By analyzing existing cross correlation between Expedia Group and Wingstop, you can compare the effects of market volatilities on Expedia and Wingstop and check how they will diversify away market risk if combined in the same portfolio for a given time horizon. You can also utilize pair trading strategies of matching a long position in Expedia with a short position of Wingstop. Check out your portfolio center. Please also check ongoing floating volatility patterns of Expedia and Wingstop.

Diversification Opportunities for Expedia and Wingstop

0.23
  Correlation Coefficient

Modest diversification

The 3 months correlation between Expedia and Wingstop is 0.23. Overlapping area represents the amount of risk that can be diversified away by holding Expedia Group and Wingstop in the same portfolio, assuming nothing else is changed. The correlation between historical prices or returns on Wingstop and Expedia is a relative statistical measure of the degree to which these equity instruments tend to move together. The correlation coefficient measures the extent to which returns on Expedia Group are associated (or correlated) with Wingstop. Values of the correlation coefficient range from -1 to +1, where. The correlation of zero (0) is possible when the price movement of Wingstop has no effect on the direction of Expedia i.e., Expedia and Wingstop go up and down completely randomly.

Pair Corralation between Expedia and Wingstop

Given the investment horizon of 90 days Expedia Group is expected to generate 0.99 times more return on investment than Wingstop. However, Expedia Group is 1.01 times less risky than Wingstop. It trades about -0.04 of its potential returns per unit of risk. Wingstop is currently generating about -0.1 per unit of risk. If you would invest  18,610  in Expedia Group on December 29, 2024 and sell it today you would lose (1,800) from holding Expedia Group or give up 9.67% of portfolio value over 90 days.
Time Period3 Months [change]
DirectionMoves Together 
StrengthVery Weak
Accuracy100.0%
ValuesDaily Returns

Expedia Group  vs.  Wingstop

 Performance 
       Timeline  
Expedia Group 

Risk-Adjusted Performance

Very Weak

 
Weak
 
Strong
Over the last 90 days Expedia Group has generated negative risk-adjusted returns adding no value to investors with long positions. In spite of latest weak performance, the Stock's basic indicators remain sound and the latest tumult on Wall Street may also be a sign of longer-term gains for the firm shareholders.
Wingstop 

Risk-Adjusted Performance

Very Weak

 
Weak
 
Strong
Over the last 90 days Wingstop has generated negative risk-adjusted returns adding no value to investors with long positions.

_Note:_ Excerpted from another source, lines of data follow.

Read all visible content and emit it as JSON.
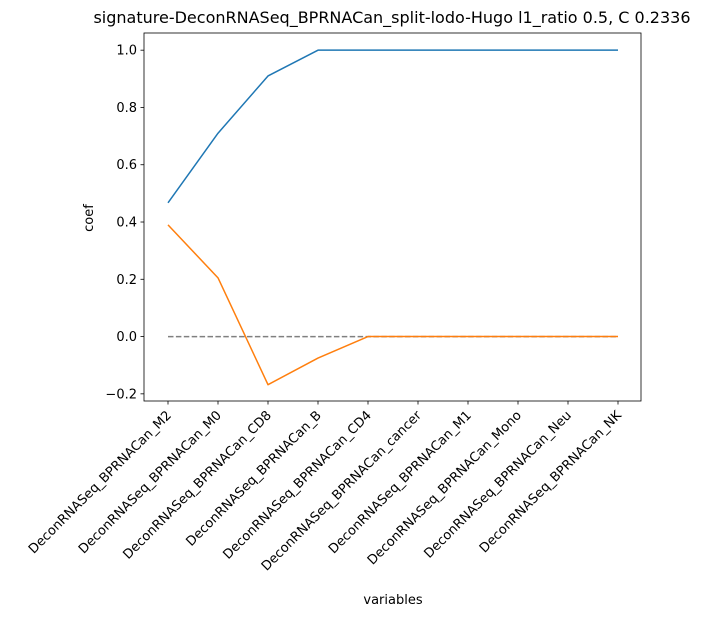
{
  "chart_data": {
    "type": "line",
    "title": "signature-DeconRNASeq_BPRNACan_split-lodo-Hugo l1_ratio 0.5, C 0.2336",
    "xlabel": "variables",
    "ylabel": "coef",
    "categories": [
      "DeconRNASeq_BPRNACan_M2",
      "DeconRNASeq_BPRNACan_M0",
      "DeconRNASeq_BPRNACan_CD8",
      "DeconRNASeq_BPRNACan_B",
      "DeconRNASeq_BPRNACan_CD4",
      "DeconRNASeq_BPRNACan_cancer",
      "DeconRNASeq_BPRNACan_M1",
      "DeconRNASeq_BPRNACan_Mono",
      "DeconRNASeq_BPRNACan_Neu",
      "DeconRNASeq_BPRNACan_NK"
    ],
    "series": [
      {
        "color": "#1f77b4",
        "values": [
          0.467,
          0.71,
          0.91,
          1.0,
          1.0,
          1.0,
          1.0,
          1.0,
          1.0,
          1.0
        ]
      },
      {
        "color": "#ff7f0e",
        "values": [
          0.39,
          0.205,
          -0.168,
          -0.075,
          0.0,
          0.0,
          0.0,
          0.0,
          0.0,
          0.0
        ]
      }
    ],
    "reference_line": {
      "value": 0.0,
      "style": "dashed",
      "color": "#808080"
    },
    "ylim": [
      -0.225,
      1.06
    ],
    "yticks": [
      -0.2,
      0.0,
      0.2,
      0.4,
      0.6,
      0.8,
      1.0
    ],
    "ytick_labels": [
      "−0.2",
      "0.0",
      "0.2",
      "0.4",
      "0.6",
      "0.8",
      "1.0"
    ],
    "grid": false,
    "legend": "none"
  }
}
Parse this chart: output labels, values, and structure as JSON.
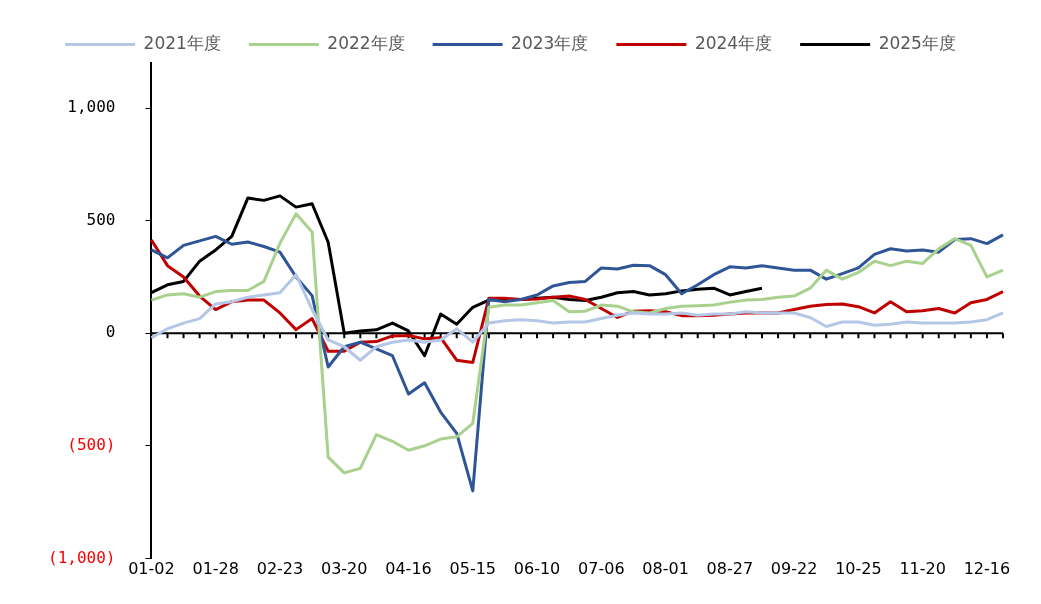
{
  "chart_data": {
    "type": "line",
    "legend": "top",
    "marker": "none",
    "categories": [
      "01-02",
      null,
      null,
      null,
      "01-28",
      null,
      null,
      null,
      "02-23",
      null,
      null,
      null,
      "03-20",
      null,
      null,
      null,
      "04-16",
      null,
      null,
      null,
      "05-15",
      null,
      null,
      null,
      "06-10",
      null,
      null,
      null,
      "07-06",
      null,
      null,
      null,
      "08-01",
      null,
      null,
      null,
      "08-27",
      null,
      null,
      null,
      "09-22",
      null,
      null,
      null,
      "10-25",
      null,
      null,
      null,
      "11-20",
      null,
      null,
      null,
      "12-16",
      null
    ],
    "ylim": [
      -1000,
      1200
    ],
    "yticks": [
      {
        "value": 1000,
        "label": "1,000"
      },
      500,
      0,
      {
        "value": -500,
        "label": "(500)"
      },
      {
        "value": -1000,
        "label": "(1,000)"
      }
    ],
    "series": [
      {
        "name": "2021年度",
        "color": "#b4c7e7",
        "values": [
          -20,
          20,
          45,
          65,
          130,
          140,
          160,
          170,
          180,
          260,
          105,
          -30,
          -60,
          -120,
          -60,
          -40,
          -30,
          -40,
          -30,
          20,
          -40,
          45,
          55,
          60,
          55,
          45,
          50,
          50,
          65,
          80,
          90,
          85,
          85,
          90,
          80,
          85,
          85,
          95,
          90,
          90,
          90,
          70,
          30,
          50,
          50,
          35,
          40,
          50,
          45,
          45,
          45,
          50,
          60,
          90
        ]
      },
      {
        "name": "2022年度",
        "color": "#a9d18e",
        "values": [
          147,
          170,
          175,
          160,
          185,
          190,
          190,
          230,
          400,
          530,
          450,
          -550,
          -620,
          -600,
          -450,
          -480,
          -520,
          -500,
          -470,
          -460,
          -400,
          115,
          125,
          125,
          135,
          145,
          95,
          98,
          125,
          120,
          95,
          90,
          110,
          120,
          122,
          125,
          138,
          147,
          150,
          160,
          165,
          200,
          280,
          240,
          270,
          320,
          300,
          320,
          310,
          375,
          420,
          390,
          250,
          280
        ]
      },
      {
        "name": "2023年度",
        "color": "#2f5597",
        "values": [
          370,
          335,
          390,
          410,
          430,
          395,
          405,
          385,
          360,
          250,
          167,
          -150,
          -60,
          -40,
          -70,
          -100,
          -270,
          -220,
          -350,
          -445,
          -700,
          150,
          140,
          150,
          170,
          210,
          225,
          230,
          290,
          285,
          302,
          300,
          260,
          175,
          215,
          260,
          295,
          290,
          300,
          290,
          280,
          280,
          240,
          265,
          290,
          350,
          375,
          365,
          370,
          360,
          416,
          420,
          398,
          437
        ]
      },
      {
        "name": "2024年度",
        "color": "#c00000",
        "values": [
          414,
          300,
          250,
          165,
          105,
          140,
          147,
          147,
          90,
          16,
          65,
          -80,
          -80,
          -40,
          -37,
          -12,
          -10,
          -25,
          -20,
          -120,
          -130,
          155,
          155,
          150,
          152,
          160,
          165,
          150,
          110,
          70,
          98,
          100,
          95,
          78,
          78,
          80,
          85,
          90,
          90,
          90,
          105,
          120,
          128,
          130,
          118,
          90,
          140,
          95,
          100,
          110,
          90,
          135,
          150,
          185
        ]
      },
      {
        "name": "2025年度",
        "color": "#000000",
        "values": [
          180,
          215,
          230,
          320,
          370,
          430,
          600,
          590,
          610,
          560,
          575,
          404,
          0,
          10,
          15,
          45,
          10,
          -100,
          85,
          40,
          115,
          147,
          150,
          150,
          155,
          160,
          150,
          145,
          160,
          180,
          185,
          170,
          175,
          188,
          195,
          200,
          170,
          185,
          200,
          null,
          null,
          null,
          null,
          null,
          null,
          null,
          null,
          null,
          null,
          null,
          null,
          null,
          null,
          null
        ]
      }
    ]
  }
}
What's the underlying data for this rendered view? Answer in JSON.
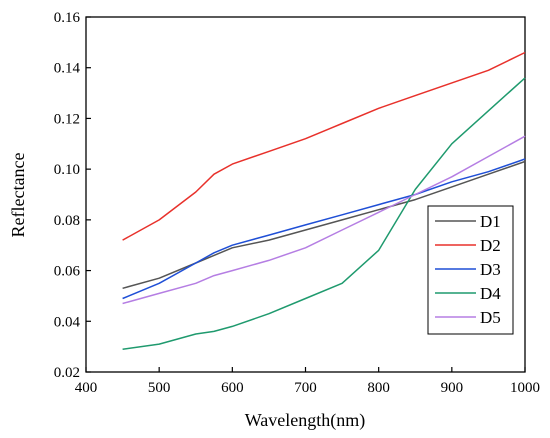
{
  "chart_data": {
    "type": "line",
    "title": "",
    "xlabel": "Wavelength(nm)",
    "ylabel": "Reflectance",
    "xlim": [
      400,
      1000
    ],
    "ylim": [
      0.02,
      0.16
    ],
    "xticks": [
      400,
      500,
      600,
      700,
      800,
      900,
      1000
    ],
    "yticks": [
      0.02,
      0.04,
      0.06,
      0.08,
      0.1,
      0.12,
      0.14,
      0.16
    ],
    "xtick_labels": [
      "400",
      "500",
      "600",
      "700",
      "800",
      "900",
      "1000"
    ],
    "ytick_labels": [
      "0.02",
      "0.04",
      "0.06",
      "0.08",
      "0.10",
      "0.12",
      "0.14",
      "0.16"
    ],
    "grid": false,
    "legend_position": "right",
    "x": [
      450,
      500,
      550,
      575,
      600,
      650,
      700,
      750,
      800,
      850,
      900,
      950,
      1000
    ],
    "series": [
      {
        "name": "D1",
        "color": "#555555",
        "values": [
          0.053,
          0.057,
          0.063,
          0.066,
          0.069,
          0.072,
          0.076,
          0.08,
          0.084,
          0.088,
          0.093,
          0.098,
          0.103
        ]
      },
      {
        "name": "D2",
        "color": "#e8312b",
        "values": [
          0.072,
          0.08,
          0.091,
          0.098,
          0.102,
          0.107,
          0.112,
          0.118,
          0.124,
          0.129,
          0.134,
          0.139,
          0.146
        ]
      },
      {
        "name": "D3",
        "color": "#1f4fd6",
        "values": [
          0.049,
          0.055,
          0.063,
          0.067,
          0.07,
          0.074,
          0.078,
          0.082,
          0.086,
          0.09,
          0.095,
          0.099,
          0.104
        ]
      },
      {
        "name": "D4",
        "color": "#1f9a6e",
        "values": [
          0.029,
          0.031,
          0.035,
          0.036,
          0.038,
          0.043,
          0.049,
          0.055,
          0.068,
          0.092,
          0.11,
          0.123,
          0.136
        ]
      },
      {
        "name": "D5",
        "color": "#b57ee3",
        "values": [
          0.047,
          0.051,
          0.055,
          0.058,
          0.06,
          0.064,
          0.069,
          0.076,
          0.083,
          0.09,
          0.097,
          0.105,
          0.113
        ]
      }
    ]
  }
}
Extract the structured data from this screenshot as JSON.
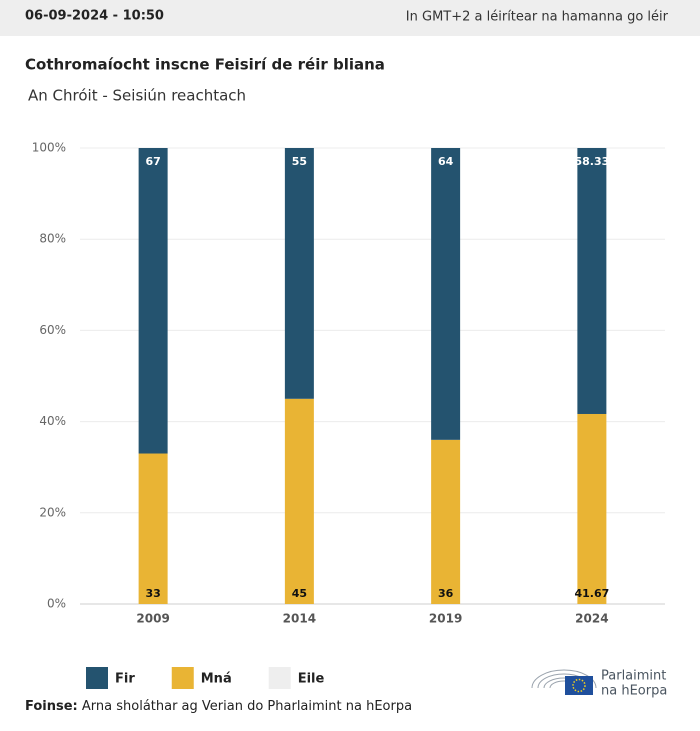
{
  "header": {
    "date": "06-09-2024 - 10:50",
    "timezone_note": "In GMT+2 a léirítear na hamanna go léir"
  },
  "chart_data": {
    "type": "stacked-bar",
    "title": "Cothromaíocht inscne Feisirí de réir bliana",
    "subtitle": "An Chróit - Seisiún reachtach",
    "categories": [
      "2009",
      "2014",
      "2019",
      "2024"
    ],
    "series": [
      {
        "name": "Fir",
        "color": "#24536f",
        "label_color": "#ffffff",
        "values": [
          67,
          55,
          64,
          58.33
        ]
      },
      {
        "name": "Mná",
        "color": "#e9b434",
        "label_color": "#111111",
        "values": [
          33,
          45,
          36,
          41.67
        ]
      },
      {
        "name": "Eile",
        "color": "#eeeeee",
        "label_color": "#111111",
        "values": [
          0,
          0,
          0,
          0
        ]
      }
    ],
    "ylim": [
      0,
      100
    ],
    "yticks": [
      {
        "value": 0,
        "label": "0%"
      },
      {
        "value": 20,
        "label": "20%"
      },
      {
        "value": 40,
        "label": "40%"
      },
      {
        "value": 60,
        "label": "60%"
      },
      {
        "value": 80,
        "label": "80%"
      },
      {
        "value": 100,
        "label": "100%"
      }
    ],
    "grid": true
  },
  "source": {
    "label": "Foinse:",
    "text": "Arna sholáthar ag Verian do Pharlaimint na hEorpa"
  },
  "logo": {
    "line1": "Parlaimint",
    "line2": "na hEorpa"
  }
}
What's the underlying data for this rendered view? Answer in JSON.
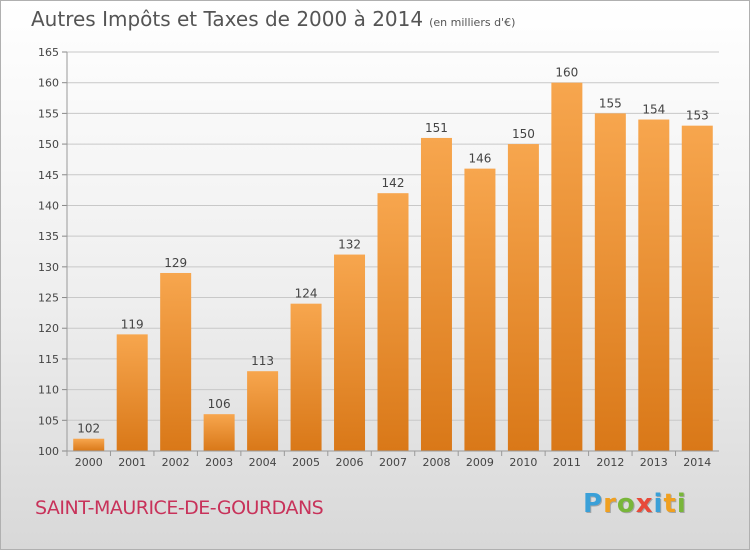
{
  "title": {
    "main": "Autres Impôts et Taxes de 2000 à 2014",
    "unit": "(en milliers d'€)"
  },
  "commune": "SAINT-MAURICE-DE-GOURDANS",
  "logo": {
    "text": "Proxiti",
    "letters": [
      {
        "ch": "P",
        "color": "#3aa0d8"
      },
      {
        "ch": "r",
        "color": "#f0a020"
      },
      {
        "ch": "o",
        "color": "#79b63a"
      },
      {
        "ch": "x",
        "color": "#e84a3a"
      },
      {
        "ch": "i",
        "color": "#3aa0d8"
      },
      {
        "ch": "t",
        "color": "#f0a020"
      },
      {
        "ch": "i",
        "color": "#79b63a"
      }
    ]
  },
  "colors": {
    "bar_top": "#f7a64e",
    "bar_bottom": "#d97818",
    "grid": "#c8c8c8"
  },
  "chart_data": {
    "type": "bar",
    "categories": [
      "2000",
      "2001",
      "2002",
      "2003",
      "2004",
      "2005",
      "2006",
      "2007",
      "2008",
      "2009",
      "2010",
      "2011",
      "2012",
      "2013",
      "2014"
    ],
    "values": [
      102,
      119,
      129,
      106,
      113,
      124,
      132,
      142,
      151,
      146,
      150,
      160,
      155,
      154,
      153
    ],
    "ylim": [
      100,
      165
    ],
    "yticks": [
      100,
      105,
      110,
      115,
      120,
      125,
      130,
      135,
      140,
      145,
      150,
      155,
      160,
      165
    ],
    "grid": true
  }
}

Despite weak performance in the last few months, the Stock's basic indicators remain nearly stable which may send shares a bit higher in April 2025. The current disturbance may also be a sign of long-run up-swing for the company stockholders.

Expedia and Wingstop Volatility Contrast

   Predicted Return Density   
       Returns  

Pair Trading with Expedia and Wingstop

The main advantage of trading using opposite Expedia and Wingstop positions is that it hedges away some unsystematic risk. Because of two separate transactions, even if Expedia position performs unexpectedly, Wingstop can make up some of the losses. Pair trading also minimizes risk from directional movements in the market. For example, if an entire industry or sector drops because of unexpected headlines, the short position in Wingstop will offset losses from the drop in Wingstop's long position.
The idea behind Expedia Group and Wingstop pairs trading is to make the combined position market-neutral, meaning the overall market's direction will not affect its win or loss (or potential downside or upside). This can be achieved by designing a pairs trade with two highly correlated stocks or equities that operate in a similar space or sector, making it possible to obtain profits through simple and relatively low-risk investment.
Check out your portfolio center.
Note that this page's information should be used as a complementary analysis to find the right mix of equity instruments to add to your existing portfolios or create a brand new portfolio. You can also try the Portfolio Volatility module to check portfolio volatility and analyze historical return density to properly model market risk.